In our book Bottom Line Focus, we talk about effective leadership being scarce.
There are literally hundreds of books written on the subject, with no shortage of
ideas and programs. Why then is effective leadership so hard to find?

I think first you have to clarify exactly what does effective leadership mean to you
and your organization? In order to improve anything you have to have a clear
understanding of three things.

 What does it look like when it’s better?


 Where is it now?
 How do you measure progress?

So what constitutes and effective leader?

First and foremost a leader gets results. If he or she doesn’t they may be popular but
they won’t be a leader long. The difference between a leader and an effective leader
is how those results are attained.

In todays highly complex, highly technical, and global environment effective leaders
must learn to make use of all resources around them. This is a change from the days
when the top person was expected to know everything and touch everything.

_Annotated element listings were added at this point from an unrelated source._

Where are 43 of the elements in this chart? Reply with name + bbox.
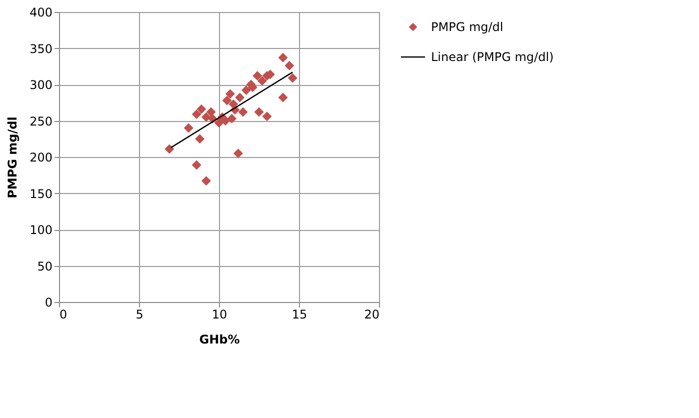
point: [254, 107, 264, 117]
point: [262, 112, 272, 122]
point: [206, 107, 216, 117]
point: [252, 71, 262, 81]
point: [278, 52, 288, 62]
point: [196, 104, 206, 114]
y-tick-label: 100: [30, 223, 52, 237]
y-axis-title: PMPG mg/dl: [6, 116, 20, 198]
x-axis-title: GHb%: [199, 332, 240, 346]
point: [288, 73, 298, 83]
point: [201, 176, 211, 186]
point: [225, 89, 235, 99]
x-tick-label: 15: [292, 308, 308, 322]
x-tick-label: 20: [364, 308, 380, 322]
point: [241, 86, 251, 96]
point: [214, 118, 224, 128]
point: [257, 76, 267, 86]
point: [195, 134, 205, 144]
legend-label: Linear (PMPG mg/dl): [431, 50, 554, 64]
point: [192, 109, 202, 119]
x-tick-label: 5: [136, 308, 144, 322]
y-tick-label: 200: [30, 150, 52, 164]
y-tick-label: 300: [30, 78, 52, 92]
y-tick-label: 350: [30, 42, 52, 56]
point: [278, 92, 288, 102]
point: [284, 60, 294, 70]
y-tick-label: 150: [30, 186, 52, 201]
point: [235, 92, 245, 102]
legend-label: PMPG mg/dl: [431, 20, 504, 34]
y-tick-label: 400: [30, 6, 52, 20]
point: [238, 107, 248, 117]
point: [233, 148, 243, 158]
x-tick-label: 0: [60, 308, 68, 322]
point: [192, 160, 202, 170]
point: [227, 114, 237, 124]
y-tick-label: 50: [37, 259, 52, 274]
point: [222, 96, 232, 106]
y-tick-label: 0: [44, 296, 52, 310]
point: [164, 144, 174, 154]
y-tick-label: 250: [30, 114, 52, 128]
point: [201, 112, 211, 122]
x-tick-label: 10: [212, 308, 228, 322]
point: [184, 123, 194, 133]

To do that you need to attract and retain excellent people, you need to create an
environment that is open to communication and innovation, and you must allow
them to fail. Innovation with penalties for failure creates a “don’t rock the boat”
mentality.

So an effective leader gets results, develops great people and is an active listener
and communicator. They are open minded, non –threatening and just as important
non-threatened.

So the next step is where is your organization now? One way to tell other than
simply results is to look for warning signs:

Take an honest look inside your organization. How many of these issues are
present?

 Excessive meetings with no agenda and no results


 Consensus-driven decision making (CYA for all us older folks)
 Lack of personal accountability
 Poor communication between entities
 Reluctance to terminate poor performers
 Misaligned and uncoordinated efforts (silo effect)
 Personality conflicts and power struggles
 Apathetic and unmotivated employees
 Inconsistent results
 Poor time management
 Reactive rather than proactive effort
 Micro-management
 Declining sales and / or market share
 Lack of teamwork
 Duplication of effort
 High employee turnover
 Substandard quality
 Numerous unresolved issues and postponed decisions

All of these are symptoms of leadership issues.

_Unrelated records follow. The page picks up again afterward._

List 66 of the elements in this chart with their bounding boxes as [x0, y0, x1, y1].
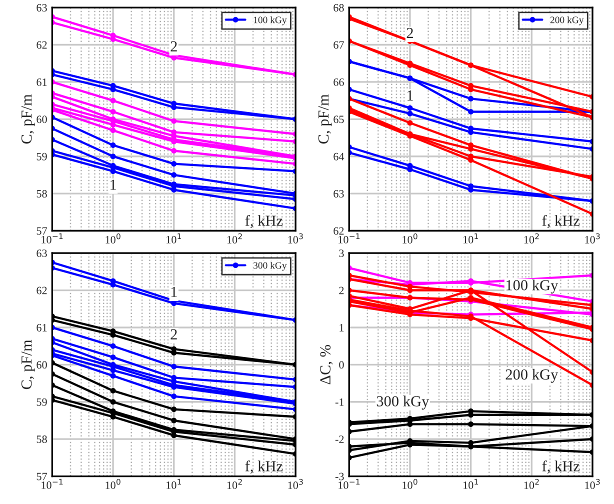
y-tick-label: 60	[36, 116, 47, 124]
annotation: 200 kGy	[506, 368, 558, 383]
annotation: 300 kGy	[376, 396, 430, 410]
x-tick-label: 10$^{1}$	[464, 478, 478, 489]
y-tick-label: 61	[36, 78, 47, 86]
x-axis-title: f, kHz	[542, 214, 580, 228]
y-tick-label: 64	[334, 152, 344, 160]
y-tick-label: 59	[36, 398, 47, 406]
y-axis-title: C, pF/m	[21, 94, 35, 144]
x-axis-title: f, kHz	[245, 214, 283, 228]
x-tick-label: 10$^{−1}$	[42, 478, 63, 489]
annotation: 100 kGy	[506, 280, 558, 294]
x-tick-label: 10$^{2}$	[524, 233, 539, 244]
y-tick-label: -1	[335, 398, 344, 406]
x-tick-label: 10$^{1}$	[166, 233, 182, 244]
legend-label: 300 kGy	[254, 262, 287, 271]
x-axis-title: f, kHz	[245, 460, 283, 474]
y-tick-label: 2	[339, 286, 344, 294]
x-tick-label: 10$^{2}$	[227, 233, 242, 244]
y-tick-label: 0	[339, 361, 344, 369]
y-tick-label: 63	[36, 250, 47, 258]
y-tick-label: 66	[334, 78, 344, 86]
legend-label: 100 kGy	[254, 16, 287, 26]
x-tick-label: 10$^{0}$	[106, 233, 120, 244]
annotation: 2	[170, 41, 177, 52]
x-tick-label: 10$^{1}$	[166, 478, 182, 489]
y-tick-label: 57	[36, 472, 48, 480]
y-tick-label: 68	[334, 4, 344, 12]
legend-label: 200 kGy	[550, 16, 584, 26]
x-tick-label: 10$^{0}$	[402, 478, 418, 490]
x-axis-title: f, kHz	[542, 460, 580, 474]
x-tick-label: 10$^{0}$	[402, 233, 418, 244]
y-tick-label: 3	[339, 250, 344, 258]
y-tick-label: 60	[36, 361, 47, 369]
y-tick-label: 65	[334, 116, 344, 124]
y-tick-label: 57	[36, 227, 48, 235]
y-tick-label: 67	[334, 41, 344, 49]
annotation: 2	[170, 329, 177, 340]
annotation: 1	[407, 90, 413, 101]
x-tick-label: 10$^{3}$	[585, 233, 600, 244]
y-tick-label: 1	[340, 324, 344, 332]
x-tick-label: 10$^{3}$	[288, 478, 303, 490]
x-tick-label: 10$^{3}$	[585, 478, 600, 490]
y-tick-label: -3	[335, 472, 344, 480]
y-tick-label: 59	[36, 152, 47, 160]
y-tick-label: 63	[334, 190, 344, 198]
y-tick-label: 58	[36, 190, 47, 198]
y-axis-title: C, pF/m	[318, 94, 332, 144]
x-tick-label: 10$^{2}$	[524, 478, 539, 490]
y-tick-label: 63	[36, 4, 47, 12]
y-axis-title: C, pF/m	[21, 340, 35, 390]
annotation: 1	[110, 180, 116, 190]
x-tick-label: 10$^{−1}$	[42, 233, 63, 244]
x-tick-label: 10$^{3}$	[288, 233, 303, 244]
y-tick-label: 62	[36, 286, 47, 294]
y-tick-label: 62	[334, 227, 344, 235]
y-tick-label: 61	[36, 324, 47, 332]
y-tick-label: -2	[335, 436, 344, 443]
annotation: 2	[406, 28, 413, 38]
x-tick-label: 10$^{0}$	[106, 478, 120, 490]
y-axis-title: ΔC, %	[320, 345, 333, 384]
annotation: 1	[171, 286, 177, 297]
y-tick-label: 58	[36, 436, 47, 444]
x-tick-label: 10$^{2}$	[227, 478, 242, 490]
y-tick-label: 62	[36, 41, 47, 49]
x-tick-label: 10$^{1}$	[464, 233, 478, 244]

Effective leadership creates an environment where things get accomplished,


employees feel valued and part of an overall team.

If you want to be successful, you must be supported by an energized and competent


management team. If you're not, your flow of communications is hindered in two
directions. Your instructions don't go down the chain of command the way they
should, so things aren't done the way you want. And communications from below
don't come up to you in an accurate and timely manner, so you find out about
important matters too late or not at all.

In order to be an effective leader of others you must first learn to lead yourself.